Genova, Toninelli: “Decreto scritto col cuore”. Toti: “Speriamo anche col cervello”

GENOVA – “Il decreto emergenze non riguarda solo Genova ma in toto la sicurezza futura delle infrastrutture. Sarà migliorato ma invito a non contestarlo perché scritto non solo con il cuore e con la mente vicini a Genova, ma con una tecnica giuridica molto elevata che permetterà al nuovo commissario e sindaco di Genova, Marco Bucci, di lavorare bene e senza occuparsi degli eventuali ricorsi che, se avessimo scritto un po’ meno bene il decreto, avrebbero potuto esserci”. Così il ministro alle Infrastrutture e ai trasporti, Danilo Toninelli, questa mattina in Prefettura a Genova al termine di un incontro con il commissario Ue Violeta Bulc, il governatore Giovanni Toti e il sindaco Marco Bucci.

TOTI: “SPERIAMO DECRETO SCRITTO ANCHE CON IL CERVELLO”

Speriamo che il decreto sia scritto anche con il cervello. Non sono un giurista, i ricorsi purtroppo sono un male endemico del nostro paese. Ci auguriamo tutti che il decreto sia a prova di ricorsi ma lo verificheremo purtroppo sulla nostra pelle tra pochissimo”. Così il presidente della Regione Liguria e commissario per l’emergenza di Ponte Morandi, Giovanni Toti, replica alle parole del ministro Danilo Toninelli che ha invitato a non contestare il decreto Genova.

BUCCI: “LA VALPOLCEVERA NON RESTERÀ ISOLATA”

“I cittadini hanno detto in modo chiaro “non isoliamo la Valpolcevera. Sono molto d’accordo su questo. Nei prossimi mesi lavoreremo a tutto quello che serve per una valle come si deve, dalla socialità alla riconnessione del tessuto commerciale al resto della città. Dopo questo tragedia, la città sarà ancora più forte e più grande” afferma il sindaco di Genova e commissario per la ricostruzione, Marco Bucci, incontrando la stampa dopo aver ricevuto una delegazione dei manifestanti della Valpolcevera, in corteo da questa mattina, che chiedono a gran voce “strade, lavoro e sanità” e si sono detti pronti a tornare in piazza tra un mese e bloccare la città se non arriveranno le risposte attese.

“Gli sfollati priorità. Subito dopo le strade”

La priorità numero uno sono gli sfollati, lavoriamo tutti insieme per raggiungere l’obiettivo di farli tornare nelle case a recuperare le proprie cose- ribadisce il primo cittadino- la seconda priorità è la viabilità: questa mattina abbiamo chiesto all’autorità giudiziaria il dissequestro di una porzione di via 30 giugno, per poi avviare i lavori per liberare anche il fabbricato in cui sono presente detriti. Inoltre, stiamo lavorando su un bypass per via Fillak. Mentre per via Perlasca e corso Perrone i tempi sono più lunghi. Ogni giorno c’è qualcosa di nuovo e di positivo”.

“Da Ue voglia di fare il ponte in fretta”

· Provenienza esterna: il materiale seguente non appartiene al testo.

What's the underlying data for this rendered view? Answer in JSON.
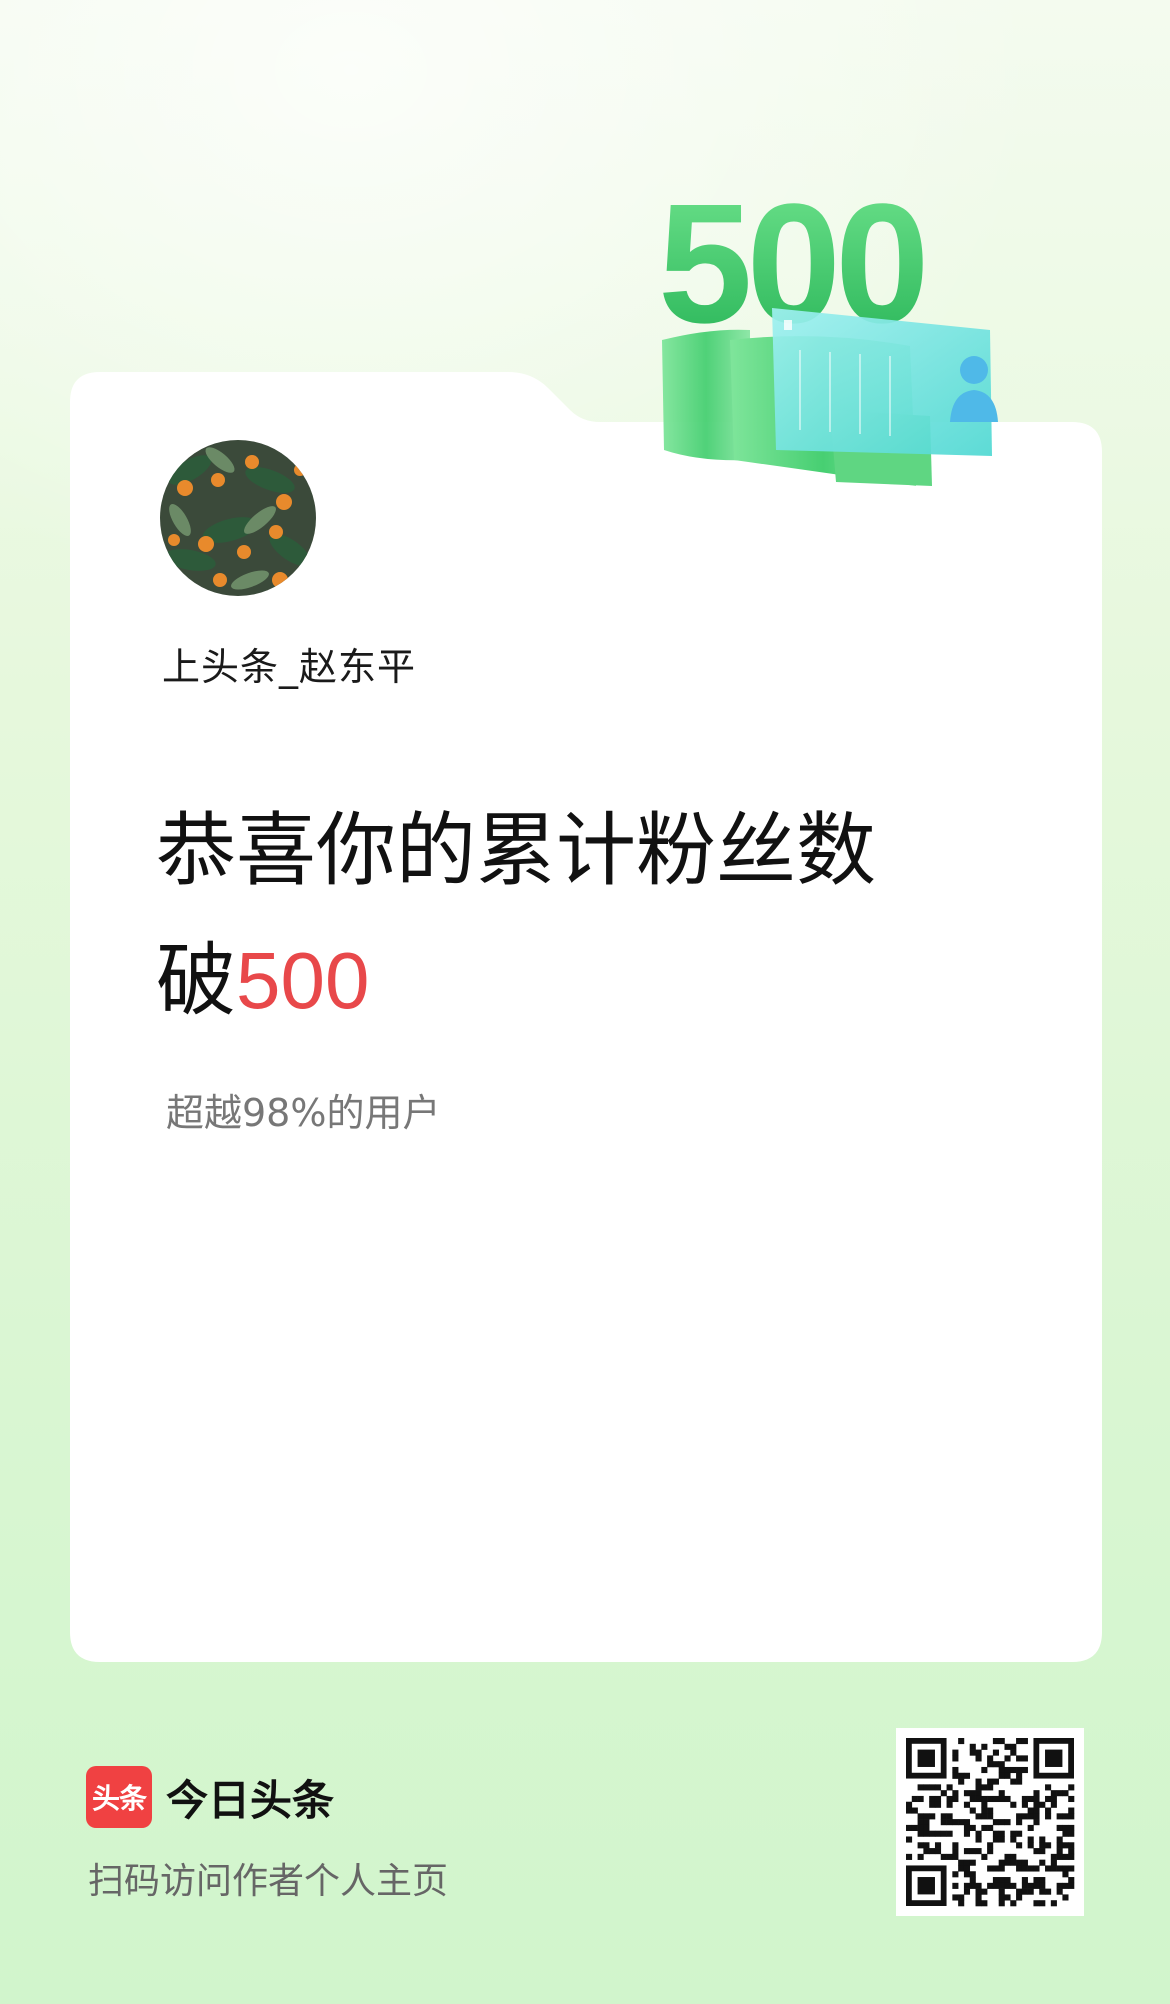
{
  "badge": {
    "number": "500"
  },
  "user": {
    "name": "上头条_赵东平"
  },
  "headline": {
    "line1": "恭喜你的累计粉丝数",
    "prefix": "破",
    "number": "500"
  },
  "subtext": "超越98%的用户",
  "brand": {
    "logo_text": "头条",
    "name": "今日头条",
    "scan_hint": "扫码访问作者个人主页"
  },
  "colors": {
    "accent_red": "#e8484a",
    "brand_red": "#f04142",
    "badge_green": "#3ecf6a",
    "background": "#d9f6d2"
  },
  "icons": [
    "user-icon",
    "qr-code"
  ]
}
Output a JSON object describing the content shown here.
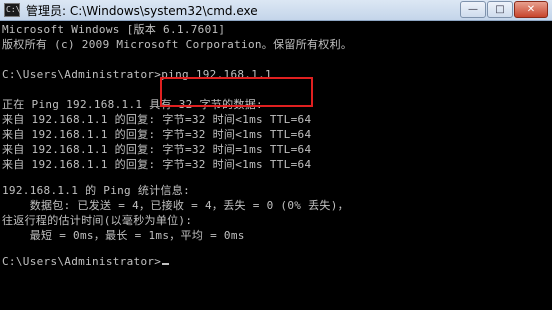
{
  "window": {
    "title": "管理员: C:\\Windows\\system32\\cmd.exe",
    "icon": "cmd-icon",
    "controls": {
      "minimize": "—",
      "maximize": "□",
      "close": "✕"
    }
  },
  "console": {
    "lines": [
      "Microsoft Windows [版本 6.1.7601]",
      "版权所有 (c) 2009 Microsoft Corporation。保留所有权利。",
      "",
      "C:\\Users\\Administrator>ping 192.168.1.1",
      "",
      "正在 Ping 192.168.1.1 具有 32 字节的数据:",
      "来自 192.168.1.1 的回复: 字节=32 时间<1ms TTL=64",
      "来自 192.168.1.1 的回复: 字节=32 时间<1ms TTL=64",
      "来自 192.168.1.1 的回复: 字节=32 时间=1ms TTL=64",
      "来自 192.168.1.1 的回复: 字节=32 时间<1ms TTL=64",
      "",
      "192.168.1.1 的 Ping 统计信息:",
      "    数据包: 已发送 = 4，已接收 = 4，丢失 = 0 (0% 丢失)，",
      "往返行程的估计时间(以毫秒为单位):",
      "    最短 = 0ms，最长 = 1ms，平均 = 0ms",
      "",
      "C:\\Users\\Administrator>"
    ]
  },
  "colors": {
    "background": "#000000",
    "text": "#c0c0c0",
    "highlight": "#e02020"
  }
}
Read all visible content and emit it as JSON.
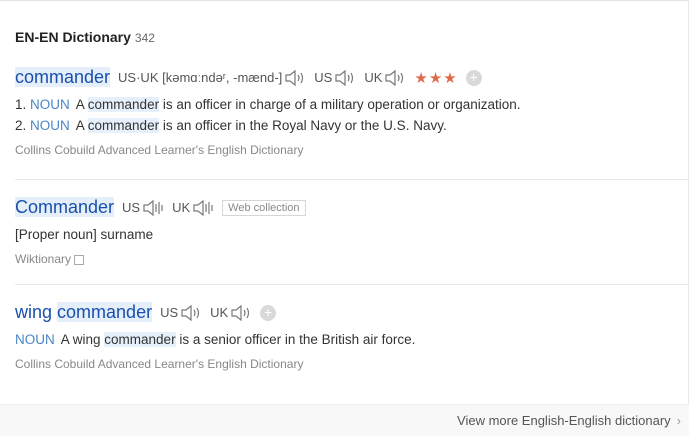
{
  "header": {
    "title": "EN-EN Dictionary",
    "count": "342"
  },
  "entries": [
    {
      "word": "commander",
      "phonetic": "US·UK [kəmɑːndəʳ, -mænd-]",
      "us_label": "US",
      "uk_label": "UK",
      "stars": "★★★",
      "defs": [
        {
          "num": "1.",
          "pos": "NOUN",
          "pre": "A ",
          "kw": "commander",
          "post": " is an officer in charge of a military operation or organization."
        },
        {
          "num": "2.",
          "pos": "NOUN",
          "pre": "A ",
          "kw": "commander",
          "post": " is an officer in the Royal Navy or the U.S. Navy."
        }
      ],
      "source": "Collins Cobuild Advanced Learner's English Dictionary"
    },
    {
      "word": "Commander",
      "us_label": "US",
      "uk_label": "UK",
      "tag": "Web collection",
      "def": "[Proper noun] surname",
      "source": "Wiktionary"
    },
    {
      "word_pre": "wing ",
      "word_kw": "commander",
      "us_label": "US",
      "uk_label": "UK",
      "def": {
        "pos": "NOUN",
        "pre": "A wing ",
        "kw": "commander",
        "post": " is a senior officer in the British air force."
      },
      "source": "Collins Cobuild Advanced Learner's English Dictionary"
    }
  ],
  "footer": {
    "more_label": "View more English-English dictionary",
    "chevron": "›"
  },
  "colors": {
    "word": "#1a4fae",
    "pos": "#4a86c7",
    "stars": "#e06b4b",
    "highlight": "#e6f0fb"
  }
}
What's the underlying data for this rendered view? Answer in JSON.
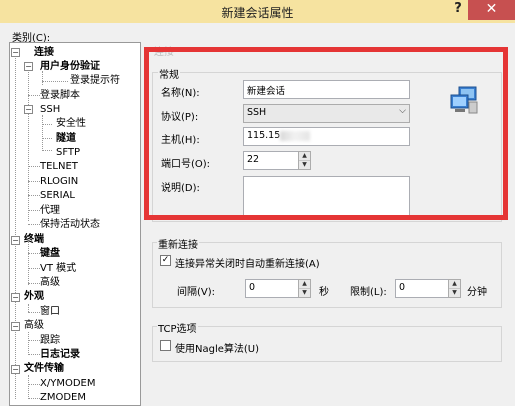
{
  "window": {
    "title": "新建会话属性",
    "help": "?",
    "close": "✕"
  },
  "category_label": "类别(C):",
  "tree": [
    {
      "label": "连接",
      "bold": true,
      "exp": "−"
    },
    {
      "label": "用户身份验证",
      "bold": true,
      "exp": "−"
    },
    {
      "label": "登录提示符",
      "bold": false
    },
    {
      "label": "登录脚本",
      "bold": false
    },
    {
      "label": "SSH",
      "bold": false,
      "exp": "−"
    },
    {
      "label": "安全性",
      "bold": false
    },
    {
      "label": "隧道",
      "bold": true
    },
    {
      "label": "SFTP",
      "bold": false
    },
    {
      "label": "TELNET",
      "bold": false
    },
    {
      "label": "RLOGIN",
      "bold": false
    },
    {
      "label": "SERIAL",
      "bold": false
    },
    {
      "label": "代理",
      "bold": false
    },
    {
      "label": "保持活动状态",
      "bold": false
    },
    {
      "label": "终端",
      "bold": true,
      "exp": "−"
    },
    {
      "label": "键盘",
      "bold": true
    },
    {
      "label": "VT 模式",
      "bold": false
    },
    {
      "label": "高级",
      "bold": false
    },
    {
      "label": "外观",
      "bold": true,
      "exp": "−"
    },
    {
      "label": "窗口",
      "bold": false
    },
    {
      "label": "高级",
      "bold": false,
      "exp": "−"
    },
    {
      "label": "跟踪",
      "bold": false
    },
    {
      "label": "日志记录",
      "bold": true
    },
    {
      "label": "文件传输",
      "bold": true,
      "exp": "−"
    },
    {
      "label": "X/YMODEM",
      "bold": false
    },
    {
      "label": "ZMODEM",
      "bold": false
    }
  ],
  "panel": {
    "ghost_heading": "连接",
    "general": {
      "legend": "常规",
      "name_label": "名称(N):",
      "name_value": "新建会话",
      "protocol_label": "协议(P):",
      "protocol_value": "SSH",
      "host_label": "主机(H):",
      "host_value": "115.15",
      "port_label": "端口号(O):",
      "port_value": "22",
      "desc_label": "说明(D):",
      "desc_value": ""
    },
    "reconnect": {
      "legend": "重新连接",
      "checkbox_label": "连接异常关闭时自动重新连接(A)",
      "checked": true,
      "interval_label": "间隔(V):",
      "interval_value": "0",
      "interval_unit": "秒",
      "limit_label": "限制(L):",
      "limit_value": "0",
      "limit_unit": "分钟"
    },
    "tcp": {
      "legend": "TCP选项",
      "nagle_label": "使用Nagle算法(U)",
      "checked": false
    }
  },
  "colors": {
    "highlight_box": "#e53535",
    "titlebar": "#f6e3a0",
    "close": "#c75050"
  },
  "icons": {
    "session": "network-computers-icon"
  }
}
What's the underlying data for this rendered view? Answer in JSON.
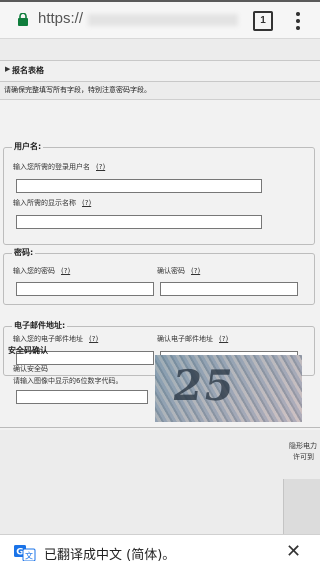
{
  "browser": {
    "url_prefix": "https://",
    "tab_count": "1"
  },
  "form": {
    "section_title": "报名表格",
    "instruction": "请确保完整填写所有字段，特别注意密码字段。",
    "help_mark": "(?)",
    "username": {
      "legend": "用户名:",
      "login_label": "输入您所需的登录用户名",
      "display_label": "输入所需的显示名称"
    },
    "password": {
      "legend": "密码:",
      "enter_label": "输入您的密码",
      "confirm_label": "确认密码"
    },
    "email": {
      "legend": "电子邮件地址:",
      "enter_label": "输入您的电子邮件地址",
      "confirm_label": "确认电子邮件地址"
    },
    "captcha": {
      "legend": "安全码确认",
      "label_line1": "确认安全码",
      "label_line2": "请输入图像中显示的6位数字代码。",
      "image_text": "25"
    }
  },
  "footer": {
    "line1": "隐形电力",
    "line2": "许可到"
  },
  "translate_bar": {
    "message": "已翻译成中文 (简体)。",
    "close_icon": "close-icon"
  }
}
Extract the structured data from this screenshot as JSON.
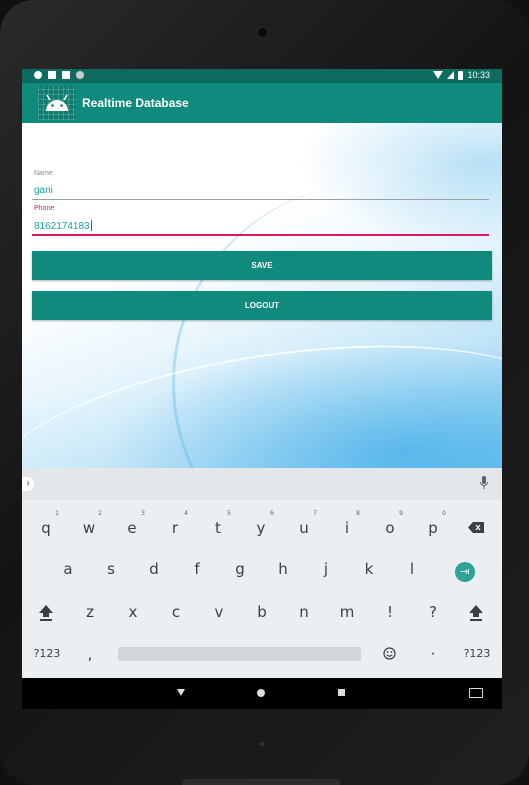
{
  "status_bar": {
    "time": "10:33"
  },
  "app_bar": {
    "title": "Realtime Database"
  },
  "form": {
    "name_label": "Name",
    "name_value": "gani",
    "phone_label": "Phone",
    "phone_value": "8162174183",
    "save_label": "SAVE",
    "logout_label": "LOGOUT"
  },
  "colors": {
    "primary": "#0f8a7c",
    "status_bar": "#0d6b60",
    "accent": "#d81b60",
    "input_text": "#1ba0a8"
  },
  "keyboard": {
    "row1": [
      "q",
      "w",
      "e",
      "r",
      "t",
      "y",
      "u",
      "i",
      "o",
      "p"
    ],
    "row1_hints": [
      "1",
      "2",
      "3",
      "4",
      "5",
      "6",
      "7",
      "8",
      "9",
      "0"
    ],
    "row2": [
      "a",
      "s",
      "d",
      "f",
      "g",
      "h",
      "j",
      "k",
      "l"
    ],
    "row3": [
      "z",
      "x",
      "c",
      "v",
      "b",
      "n",
      "m",
      "!",
      "?"
    ],
    "bottom_left": "?123",
    "comma": ",",
    "period": "·",
    "bottom_right": "?123",
    "enter_glyph": "⇥",
    "backspace_icon": "backspace-icon",
    "shift_icon": "shift-icon",
    "emoji_icon": "emoji-icon",
    "mic_icon": "mic-icon"
  }
}
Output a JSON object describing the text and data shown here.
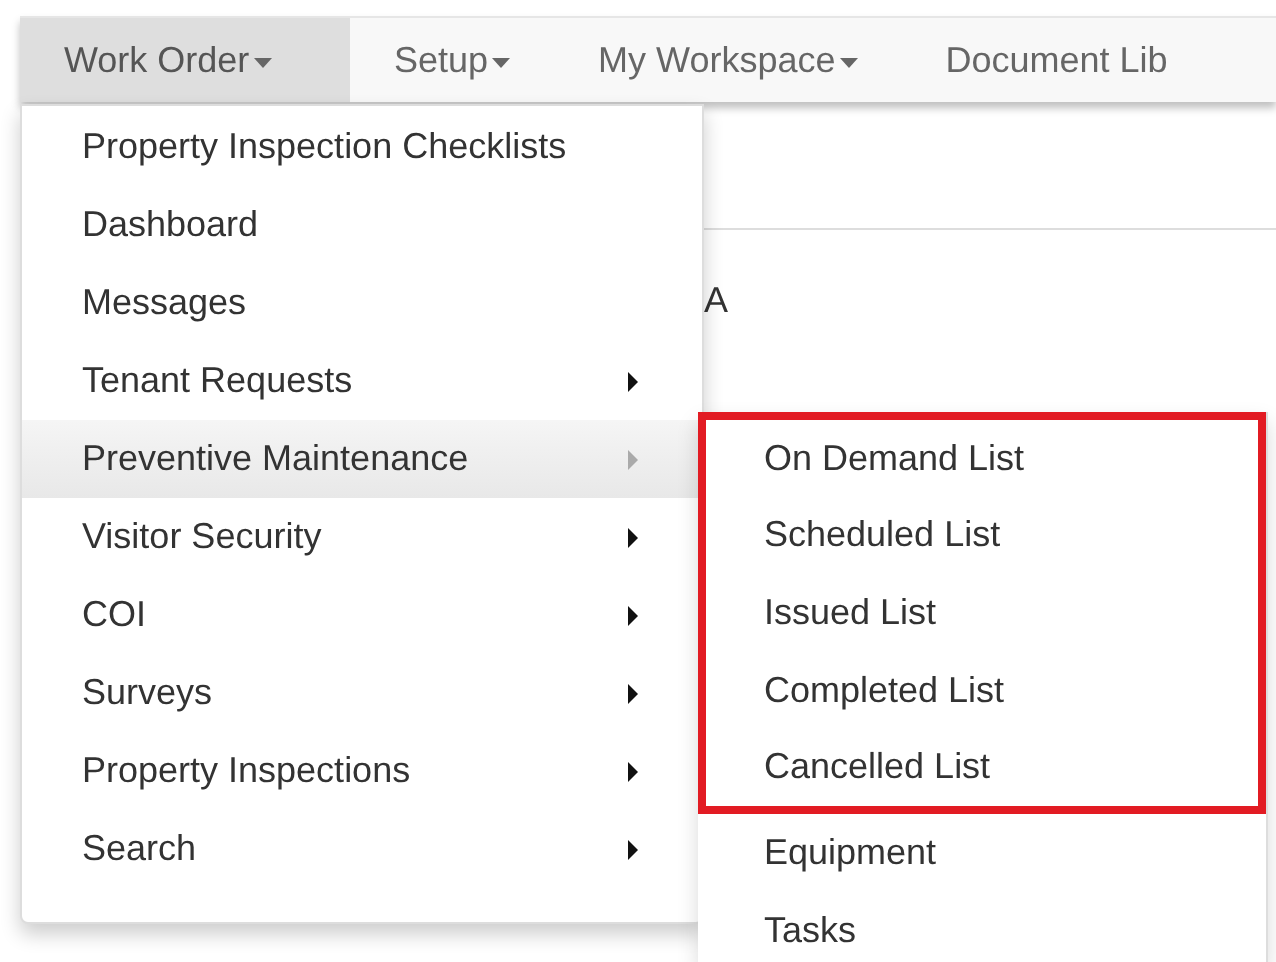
{
  "navbar": {
    "tabs": [
      {
        "label": "Work Order",
        "selected": true,
        "dropdown": true
      },
      {
        "label": "Setup",
        "selected": false,
        "dropdown": true
      },
      {
        "label": "My Workspace",
        "selected": false,
        "dropdown": true
      },
      {
        "label": "Document Lib",
        "selected": false,
        "dropdown": false
      }
    ]
  },
  "background_text": [
    "A"
  ],
  "menu": {
    "items": [
      {
        "label": "Property Inspection Checklists",
        "has_submenu": false,
        "selected": false
      },
      {
        "label": "Dashboard",
        "has_submenu": false,
        "selected": false
      },
      {
        "label": "Messages",
        "has_submenu": false,
        "selected": false
      },
      {
        "label": "Tenant Requests",
        "has_submenu": true,
        "selected": false
      },
      {
        "label": "Preventive Maintenance",
        "has_submenu": true,
        "selected": true
      },
      {
        "label": "Visitor Security",
        "has_submenu": true,
        "selected": false
      },
      {
        "label": "COI",
        "has_submenu": true,
        "selected": false
      },
      {
        "label": "Surveys",
        "has_submenu": true,
        "selected": false
      },
      {
        "label": "Property Inspections",
        "has_submenu": true,
        "selected": false
      },
      {
        "label": "Search",
        "has_submenu": true,
        "selected": false
      }
    ]
  },
  "submenu": {
    "items": [
      {
        "label": "On Demand List",
        "boxed": true
      },
      {
        "label": "Scheduled List",
        "boxed": true
      },
      {
        "label": "Issued List",
        "boxed": true
      },
      {
        "label": "Completed List",
        "boxed": true
      },
      {
        "label": "Cancelled List",
        "boxed": true
      },
      {
        "label": "Equipment",
        "boxed": false
      },
      {
        "label": "Tasks",
        "boxed": false
      }
    ]
  }
}
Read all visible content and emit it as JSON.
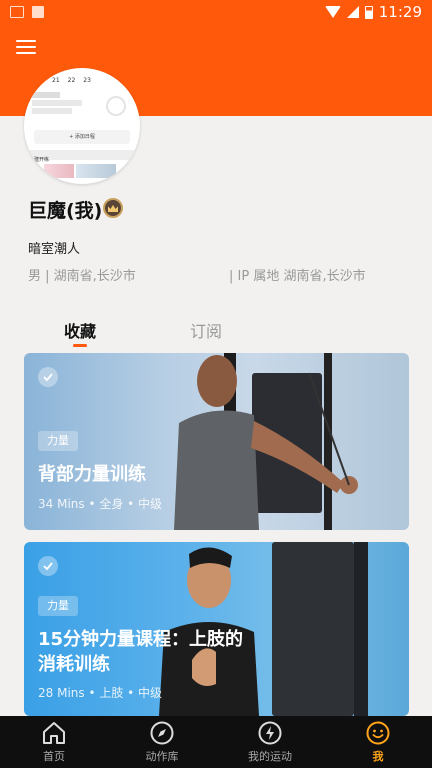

“La commissaria ci ha garantito una certa flessibilità nelle procedure e questo è molto importante per noi che dobbiamo procedere in fretta- dice ancora Bucci-. C’è la voglia di aiutare Genova a fare il nuovo ponte in tempi rapidi. Sono rimasto molto colpito dall’efficienza e dal modo di interagire della commissaria”. 

“Con cuore e cervello miglior modo di lavorare”

“Il cuore lo ho anche io, ce lo mettiamo tutti insieme. Il modo migliore per fare le cose è con il cuore e con il cervello, sono assolutamente d’accordo con il ministro. Oggi pomeriggio avremo a Roma tutti gli incontri tecnici per poter fare un buon decreto”dice Bucci riprendendo le parole di Danilo Toninelli.

TOTI: “RIAPERTURA COLLEGAMENTI VALPOCEVERA È PRIORITÀ”

“La riapertura dei collegamenti diretti tra il centro città e la Valpolcevera è uno dei primi impegni del Comune. Stiamo negoziando costantemente con l’autorità giudiziaria per avere anche solo possibilità parziali di passaggio. Abbiamo garantito che quel quartiere è per noi strategico e fondamentale”, afferma Toti.

“Abbiamo rassicurato i cittadini confermando il massimo impegno delle istituzioni locali per proseguire in quel percorso, credo virtuoso, di uscita dall’emergenza- aggiunge il governatore- entro un paio di giorni, inoltre, terminerà la seconda fase di installazione dei sensori per il monitoraggio dei tronconi del ponte, dal cui risultato ci aspettiamo buone notizie per consentire agli sfollati di rientrare nelle case a recuperare i proprio beni. Quando non diamo tempi esatti è perché non li abbiamo neanche noi e non vogliamo dare false illusioni”.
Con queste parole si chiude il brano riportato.